Durante la rueda de prensa posterior a la pequeña cumbre sobre el conflicto en Ucrania que sostuvo con su homólogo ruso, Vladimir Putin, en Alaska (EEUU), Trump reconoció que ese señalamiento “fue muy delictivo”. “Nos dificultó las cosas como país en términos de negocios y todas las cosas que nos gustaría haber abordado», sostuvo.
Washington ha acusado en repetidas ocasiones a Moscú de interferir en las elecciones estadounidenses de 2016. En 2018, el Comité de Inteligencia de la Cámara de Representantes de EEUU dio por cerrada su polémica investigación sobre ese caso, después de no haber encontrado evidencias de colusión entre la campaña del entonces candidato Donald Trump, y la parte rusa.
Periodistas de The New York Times y The Washington Post (WP) ganaron el premio Pulitzer después de promover la narrativa de la supuesta «intervención de Moscú», con la que los demócratas intentaron justificar su fracaso electoral.

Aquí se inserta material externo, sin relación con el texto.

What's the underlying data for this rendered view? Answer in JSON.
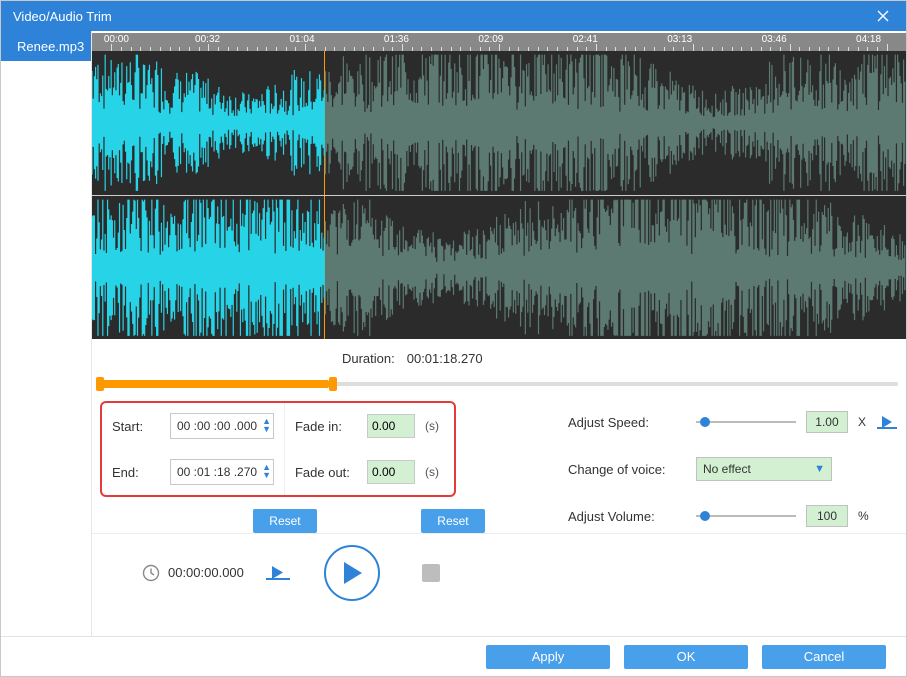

Más tarde, en 2023, fue publicado un estudio en el que el propio WP revelaba que las supuestas «cuentas rusas» en X, en realidad no influyeron en las elecciones.
Desde Rusia tacharon tales acusaciones de infundadas, al tiempo que el presidente Putin las calificó de «histeria». «¿Alguien piensa seriamente que Rusia puede influir en la elección del pueblo estadounidense? ¿Es EEUU una especie de país bananero?», dijo Putin en aquel entonces.
A su vez, al comentar una cantidad de pesquisas iniciadas en su contra, incluido el Russiagate, el propio Trump denunció que se trataba de una «caza de brujas».